LA MUERTE DEL PRÓJIMO
Ama a Dios y ama a tu prójimo como a ti mismo es el doble mandamiento que rigió la moral judeocristiana durante milenios. El mundo occidental se ha sostenido sobre estos dos pilares y con ellos ha conquistado el resto del mundo por la fuerza de sus armas y de su economía.
A fines del siglo XIX el terrible grito de Nietzsche se esparció por todo el planeta: Dios ha muerto. La muerte de Dios vació el cielo, que se llenó con las divinidades de la ciencia y de la economía. A comienzos del siglo xxi la globalización y la revolución informática favorecen nuestra solidaridad con personas lejanas. El amor por quien está distante se convierte rápidamente en una abstracción y, como en un círculo vicioso, esa tendencia se enlaza con la indiferencia hacia quien está cerca, nuestro vecino, como producto de la cultura de masas y la descomposición de los valores tradicionales. El hombre de las ciudades se siente, cada vez más, rodeado de extraños.
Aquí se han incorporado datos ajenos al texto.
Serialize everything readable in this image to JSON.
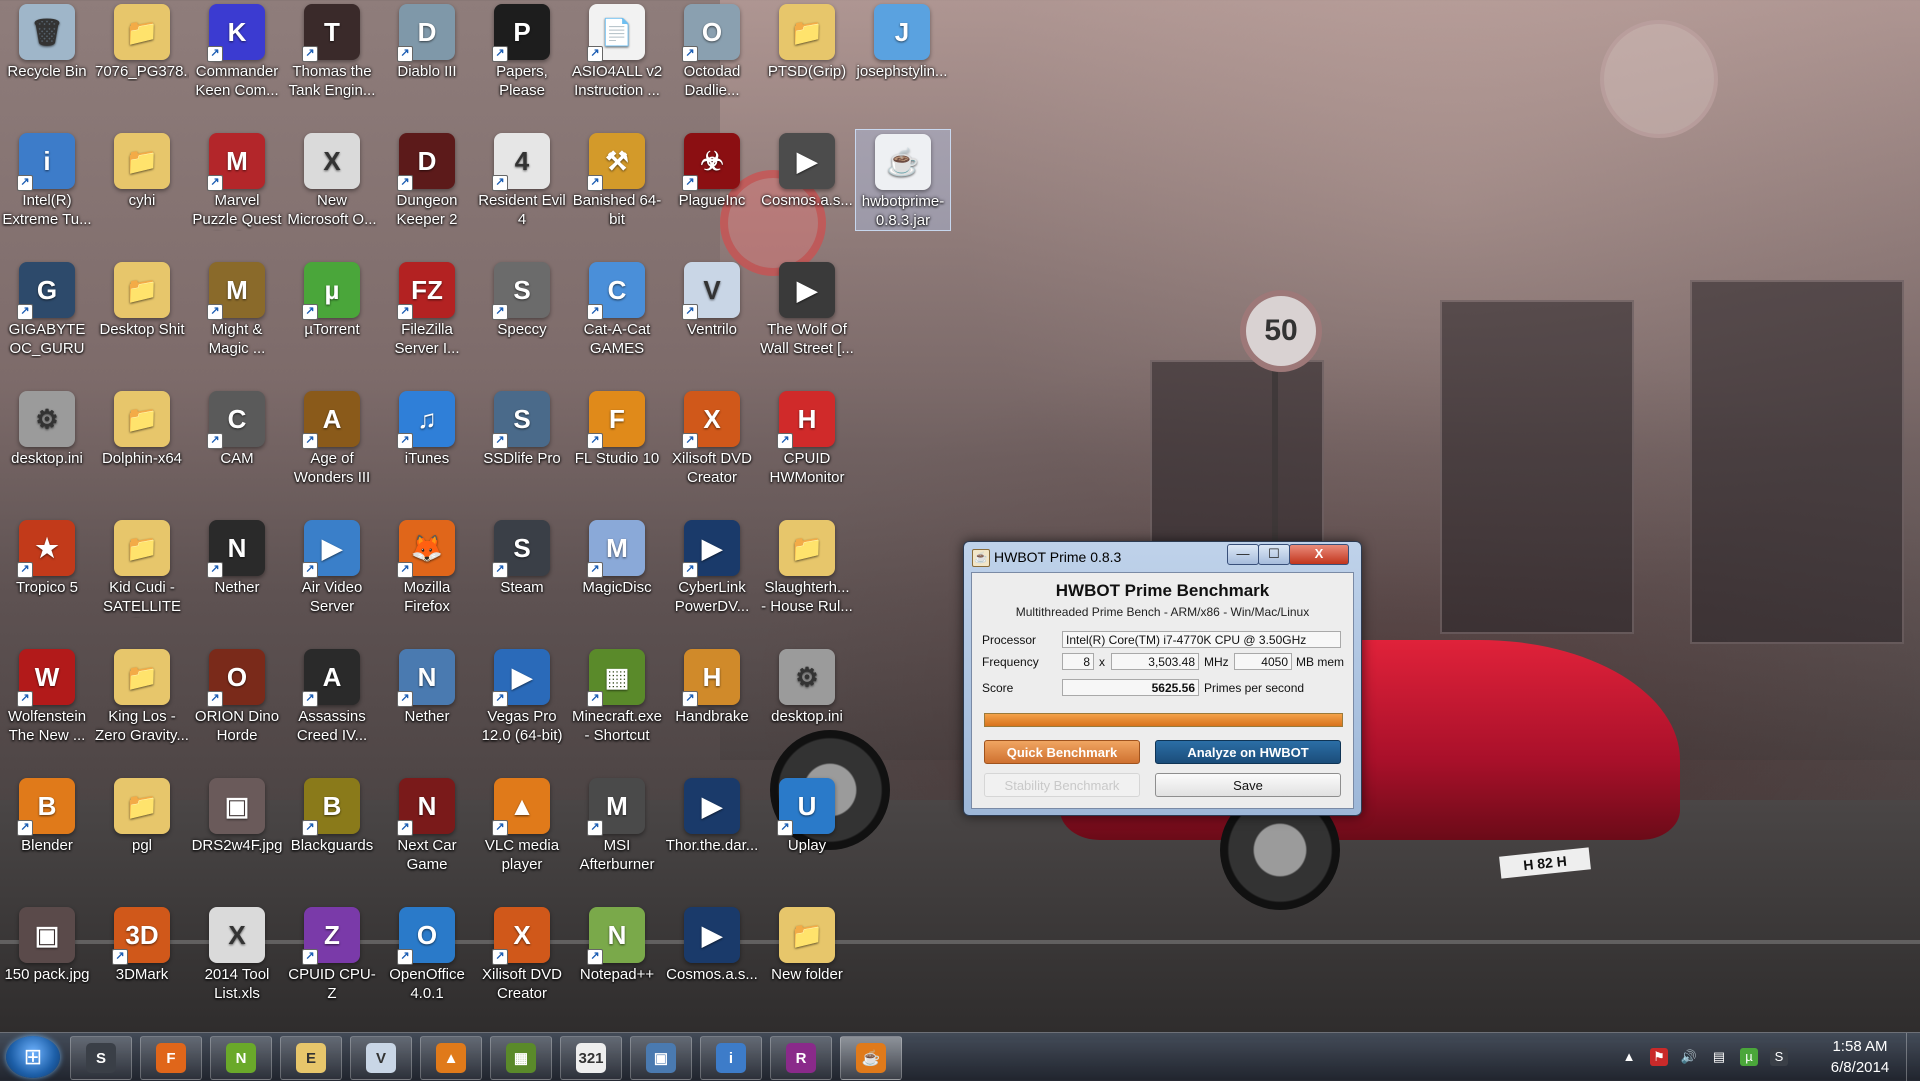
{
  "desktop": {
    "icons": [
      {
        "label": "Recycle Bin",
        "color": "#9fb6c9",
        "glyph": "🗑",
        "shortcut": false
      },
      {
        "label": "7076_PG378...",
        "color": "#e7c66b",
        "glyph": "📁",
        "shortcut": false
      },
      {
        "label": "Commander Keen Com...",
        "color": "#3b3bd1",
        "glyph": "K",
        "shortcut": true
      },
      {
        "label": "Thomas the Tank Engin...",
        "color": "#3a2a2a",
        "glyph": "T",
        "shortcut": true
      },
      {
        "label": "Diablo III",
        "color": "#7f98a9",
        "glyph": "D",
        "shortcut": true
      },
      {
        "label": "Papers, Please",
        "color": "#1d1d1d",
        "glyph": "P",
        "shortcut": true
      },
      {
        "label": "ASIO4ALL v2 Instruction ...",
        "color": "#f2f2f2",
        "glyph": "📄",
        "shortcut": true
      },
      {
        "label": "Octodad Dadlie...",
        "color": "#8aa0b0",
        "glyph": "O",
        "shortcut": true
      },
      {
        "label": "PTSD(Grip)",
        "color": "#e7c66b",
        "glyph": "📁",
        "shortcut": false
      },
      {
        "label": "josephstylin...",
        "color": "#5aa2e0",
        "glyph": "J",
        "shortcut": false
      },
      {
        "label": "Intel(R) Extreme Tu...",
        "color": "#3d7cc9",
        "glyph": "i",
        "shortcut": true
      },
      {
        "label": "cyhi",
        "color": "#e7c66b",
        "glyph": "📁",
        "shortcut": false
      },
      {
        "label": "Marvel Puzzle Quest Dark ...",
        "color": "#b3262a",
        "glyph": "M",
        "shortcut": true
      },
      {
        "label": "New Microsoft O...",
        "color": "#dadada",
        "glyph": "X",
        "shortcut": false
      },
      {
        "label": "Dungeon Keeper 2",
        "color": "#5c1a1a",
        "glyph": "D",
        "shortcut": true
      },
      {
        "label": "Resident Evil 4",
        "color": "#e6e6e6",
        "glyph": "4",
        "shortcut": true
      },
      {
        "label": "Banished 64-bit",
        "color": "#d39a2a",
        "glyph": "⚒",
        "shortcut": true
      },
      {
        "label": "PlagueInc",
        "color": "#8b0f12",
        "glyph": "☣",
        "shortcut": true
      },
      {
        "label": "Cosmos.a.s...",
        "color": "#4c4c4c",
        "glyph": "▶",
        "shortcut": false
      },
      {
        "label": "hwbotprime-0.8.3.jar",
        "color": "#eef0f3",
        "glyph": "☕",
        "shortcut": false,
        "selected": true
      },
      {
        "label": "GIGABYTE OC_GURU",
        "color": "#2d4a6b",
        "glyph": "G",
        "shortcut": true
      },
      {
        "label": "Desktop Shit",
        "color": "#e7c66b",
        "glyph": "📁",
        "shortcut": false
      },
      {
        "label": "Might & Magic ...",
        "color": "#8a6a2a",
        "glyph": "M",
        "shortcut": true
      },
      {
        "label": "µTorrent",
        "color": "#4aa63a",
        "glyph": "µ",
        "shortcut": true
      },
      {
        "label": "FileZilla Server I...",
        "color": "#b32222",
        "glyph": "FZ",
        "shortcut": true
      },
      {
        "label": "Speccy",
        "color": "#6b6b6b",
        "glyph": "S",
        "shortcut": true
      },
      {
        "label": "Cat-A-Cat GAMES",
        "color": "#4a8fd9",
        "glyph": "C",
        "shortcut": true
      },
      {
        "label": "Ventrilo",
        "color": "#c9d6e6",
        "glyph": "V",
        "shortcut": true
      },
      {
        "label": "The Wolf Of Wall Street [...",
        "color": "#3a3a3a",
        "glyph": "▶",
        "shortcut": false
      },
      {
        "label": "desktop.ini",
        "color": "#9b9b9b",
        "glyph": "⚙",
        "shortcut": false
      },
      {
        "label": "Dolphin-x64",
        "color": "#e7c66b",
        "glyph": "📁",
        "shortcut": false
      },
      {
        "label": "CAM",
        "color": "#5a5a5a",
        "glyph": "C",
        "shortcut": true
      },
      {
        "label": "Age of Wonders III",
        "color": "#8a5a1a",
        "glyph": "A",
        "shortcut": true
      },
      {
        "label": "iTunes",
        "color": "#2f7fd8",
        "glyph": "♫",
        "shortcut": true
      },
      {
        "label": "SSDlife Pro",
        "color": "#4a6a8a",
        "glyph": "S",
        "shortcut": true
      },
      {
        "label": "FL Studio 10",
        "color": "#e08a1a",
        "glyph": "F",
        "shortcut": true
      },
      {
        "label": "Xilisoft DVD Creator",
        "color": "#d0581a",
        "glyph": "X",
        "shortcut": true
      },
      {
        "label": "CPUID HWMonitor",
        "color": "#d02a2a",
        "glyph": "H",
        "shortcut": true
      },
      {
        "label": "Tropico 5",
        "color": "#c23a1a",
        "glyph": "★",
        "shortcut": true
      },
      {
        "label": "Kid Cudi - SATELLITE F...",
        "color": "#e7c66b",
        "glyph": "📁",
        "shortcut": false
      },
      {
        "label": "Nether",
        "color": "#2a2a2a",
        "glyph": "N",
        "shortcut": true
      },
      {
        "label": "Air Video Server",
        "color": "#3a7fc9",
        "glyph": "▶",
        "shortcut": true
      },
      {
        "label": "Mozilla Firefox",
        "color": "#e0661a",
        "glyph": "🦊",
        "shortcut": true
      },
      {
        "label": "Steam",
        "color": "#3a3f47",
        "glyph": "S",
        "shortcut": true
      },
      {
        "label": "MagicDisc",
        "color": "#8aa9d8",
        "glyph": "M",
        "shortcut": true
      },
      {
        "label": "CyberLink PowerDV...",
        "color": "#1a3a6a",
        "glyph": "▶",
        "shortcut": true
      },
      {
        "label": "Slaughterh... - House Rul...",
        "color": "#e7c66b",
        "glyph": "📁",
        "shortcut": false
      },
      {
        "label": "Wolfenstein The New ...",
        "color": "#b21a1a",
        "glyph": "W",
        "shortcut": true
      },
      {
        "label": "King Los - Zero Gravity...",
        "color": "#e7c66b",
        "glyph": "📁",
        "shortcut": false
      },
      {
        "label": "ORION Dino Horde",
        "color": "#7a2a1a",
        "glyph": "O",
        "shortcut": true
      },
      {
        "label": "Assassins Creed IV...",
        "color": "#2a2a2a",
        "glyph": "A",
        "shortcut": true
      },
      {
        "label": "Nether",
        "color": "#4a7ab0",
        "glyph": "N",
        "shortcut": true
      },
      {
        "label": "Vegas Pro 12.0 (64-bit)",
        "color": "#2a6ab9",
        "glyph": "▶",
        "shortcut": true
      },
      {
        "label": "Minecraft.exe - Shortcut",
        "color": "#5a8a2a",
        "glyph": "▦",
        "shortcut": true
      },
      {
        "label": "Handbrake",
        "color": "#d08a2a",
        "glyph": "H",
        "shortcut": true
      },
      {
        "label": "desktop.ini",
        "color": "#9b9b9b",
        "glyph": "⚙",
        "shortcut": false
      },
      {
        "label": "Blender",
        "color": "#e07a1a",
        "glyph": "B",
        "shortcut": true
      },
      {
        "label": "pgl",
        "color": "#e7c66b",
        "glyph": "📁",
        "shortcut": false
      },
      {
        "label": "DRS2w4F.jpg",
        "color": "#6a5a5a",
        "glyph": "▣",
        "shortcut": false
      },
      {
        "label": "Blackguards",
        "color": "#8a7a1a",
        "glyph": "B",
        "shortcut": true
      },
      {
        "label": "Next Car Game",
        "color": "#7a1a1a",
        "glyph": "N",
        "shortcut": true
      },
      {
        "label": "VLC media player",
        "color": "#e07a1a",
        "glyph": "▲",
        "shortcut": true
      },
      {
        "label": "MSI Afterburner",
        "color": "#4a4a4a",
        "glyph": "M",
        "shortcut": true
      },
      {
        "label": "Thor.the.dar...",
        "color": "#1a3a6a",
        "glyph": "▶",
        "shortcut": false
      },
      {
        "label": "Uplay",
        "color": "#2a7ac9",
        "glyph": "U",
        "shortcut": true
      },
      {
        "label": "150 pack.jpg",
        "color": "#5a4a4a",
        "glyph": "▣",
        "shortcut": false
      },
      {
        "label": "3DMark",
        "color": "#d0581a",
        "glyph": "3D",
        "shortcut": true
      },
      {
        "label": "2014 Tool List.xls",
        "color": "#dadada",
        "glyph": "X",
        "shortcut": false
      },
      {
        "label": "CPUID CPU-Z",
        "color": "#7a3aa9",
        "glyph": "Z",
        "shortcut": true
      },
      {
        "label": "OpenOffice 4.0.1",
        "color": "#2a7ac9",
        "glyph": "O",
        "shortcut": true
      },
      {
        "label": "Xilisoft DVD Creator",
        "color": "#d0581a",
        "glyph": "X",
        "shortcut": true
      },
      {
        "label": "Notepad++",
        "color": "#7aa94a",
        "glyph": "N",
        "shortcut": true
      },
      {
        "label": "Cosmos.a.s...",
        "color": "#1a3a6a",
        "glyph": "▶",
        "shortcut": false
      },
      {
        "label": "New folder",
        "color": "#e7c66b",
        "glyph": "📁",
        "shortcut": false
      }
    ]
  },
  "window": {
    "title": "HWBOT Prime 0.8.3",
    "icon": "java-icon",
    "minimize": "—",
    "maximize": "☐",
    "close": "X",
    "heading": "HWBOT Prime Benchmark",
    "subtitle": "Multithreaded Prime Bench - ARM/x86 - Win/Mac/Linux",
    "processor_label": "Processor",
    "processor_value": "Intel(R) Core(TM) i7-4770K CPU @ 3.50GHz",
    "frequency_label": "Frequency",
    "multiplier": "8",
    "x_sign": "x",
    "frequency_value": "3,503.48",
    "mhz": "MHz",
    "memory_value": "4050",
    "mb_mem": "MB mem",
    "score_label": "Score",
    "score_value": "5625.56",
    "score_unit": "Primes per second",
    "progress": 1.0,
    "btn_quick": "Quick Benchmark",
    "btn_analyze": "Analyze on HWBOT",
    "btn_stability": "Stability Benchmark",
    "btn_save": "Save"
  },
  "taskbar": {
    "start_glyph": "⊞",
    "items": [
      {
        "name": "steam",
        "glyph": "S",
        "color": "#3a3f47"
      },
      {
        "name": "firefox",
        "glyph": "F",
        "color": "#e0661a"
      },
      {
        "name": "nvidia",
        "glyph": "N",
        "color": "#6aa92a"
      },
      {
        "name": "explorer",
        "glyph": "E",
        "color": "#e7c66b"
      },
      {
        "name": "ventrilo",
        "glyph": "V",
        "color": "#c9d6e6"
      },
      {
        "name": "vlc",
        "glyph": "▲",
        "color": "#e07a1a"
      },
      {
        "name": "minecraft",
        "glyph": "▦",
        "color": "#5a8a2a"
      },
      {
        "name": "321",
        "glyph": "321",
        "color": "#eeeeee"
      },
      {
        "name": "monitor",
        "glyph": "▣",
        "color": "#4a7ab0"
      },
      {
        "name": "intel",
        "glyph": "i",
        "color": "#3d7cc9"
      },
      {
        "name": "winrar",
        "glyph": "R",
        "color": "#8a2a8a"
      },
      {
        "name": "java",
        "glyph": "☕",
        "color": "#e07a1a",
        "active": true
      }
    ],
    "tray": [
      {
        "name": "tray-up-arrow-icon",
        "glyph": "▲",
        "color": "transparent"
      },
      {
        "name": "tray-flag-icon",
        "glyph": "⚑",
        "color": "#c92a2a"
      },
      {
        "name": "tray-speaker-icon",
        "glyph": "🔊",
        "color": "transparent"
      },
      {
        "name": "tray-network-icon",
        "glyph": "▤",
        "color": "transparent"
      },
      {
        "name": "tray-utorrent-icon",
        "glyph": "µ",
        "color": "#4aa63a"
      },
      {
        "name": "tray-steam-icon",
        "glyph": "S",
        "color": "#3a3f47"
      }
    ],
    "time": "1:58 AM",
    "date": "6/8/2014"
  }
}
Luigi Zoja se pregunta si ha llegado el momento de aceptar abiertamente lo que todos vemos y experimentamos: también el prójimo ha muerto. «Después de la muerte de Dios, la muerte del prójimo representa la desaparición de la segunda relación esencial para el hombre. El hombre cae en una soledad esencial. Es un huérfano sin precedentes en la historia. Lo es en un sentido vertical -ha muerto su Padre Celestial-, pero también en un sentido horizontal: ha muerto quien estaba cerca de él. Es un huérfano mire hacia donde mire».
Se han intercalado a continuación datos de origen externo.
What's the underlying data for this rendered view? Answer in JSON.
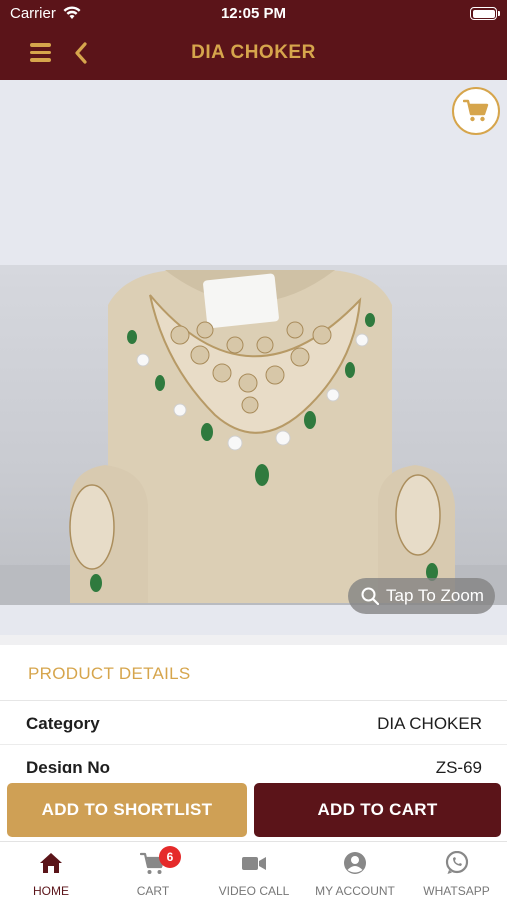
{
  "status": {
    "carrier": "Carrier",
    "time": "12:05 PM"
  },
  "nav": {
    "title": "DIA CHOKER",
    "menu_icon": "hamburger-icon",
    "back_icon": "chevron-left-icon"
  },
  "image": {
    "zoom_label": "Tap To Zoom",
    "cart_icon": "cart-icon"
  },
  "details": {
    "header": "PRODUCT DETAILS",
    "rows": [
      {
        "label": "Category",
        "value": "DIA CHOKER"
      },
      {
        "label": "Design No",
        "value": "ZS-69"
      }
    ]
  },
  "actions": {
    "shortlist_label": "ADD TO SHORTLIST",
    "cart_label": "ADD TO CART"
  },
  "tabs": [
    {
      "label": "HOME",
      "icon": "home-icon",
      "active": true
    },
    {
      "label": "CART",
      "icon": "cart-icon",
      "badge": "6"
    },
    {
      "label": "VIDEO CALL",
      "icon": "video-camera-icon"
    },
    {
      "label": "MY ACCOUNT",
      "icon": "user-icon"
    },
    {
      "label": "WHATSAPP",
      "icon": "whatsapp-icon"
    }
  ],
  "colors": {
    "maroon": "#5b1419",
    "gold": "#d6a54c",
    "badge": "#e52a2a"
  }
}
Traducción: María Julia De Ruschi
ZOJA LUIGI
Luigi Zoja se licenció en economía y realizó investigaciones en sociología en la década de 1960 antes de estudiar en el Instituto C. G. Jung de Zúrich, donde se diplomó en 1974. Trabajó en una clínica en Zúrich y posteriormente abrió consulta privada en Milán, además de ejercer durante dos años en Nueva York en el período de los atentados de 2001. Fue presidente del Centro Italiano de Psicología Analítica entre 1984 y 1993 y de la Asociación Internacional de Psicología Analítica entre 1998 y 2001, además de presidir su Comité Internacional de Ética. Ha impartido clases en el Instituto Jung de Zúrich y en universidades como Palermo, Insubria y Macao, y ha dictado conferencias en Europa, América, Asia y África. Autor de numerosos ensayos traducidos a varios idiomas, su obra aborda temas como la paternidad, la paranoia, la violencia y la crisis contemporánea desde una perspectiva junguiana.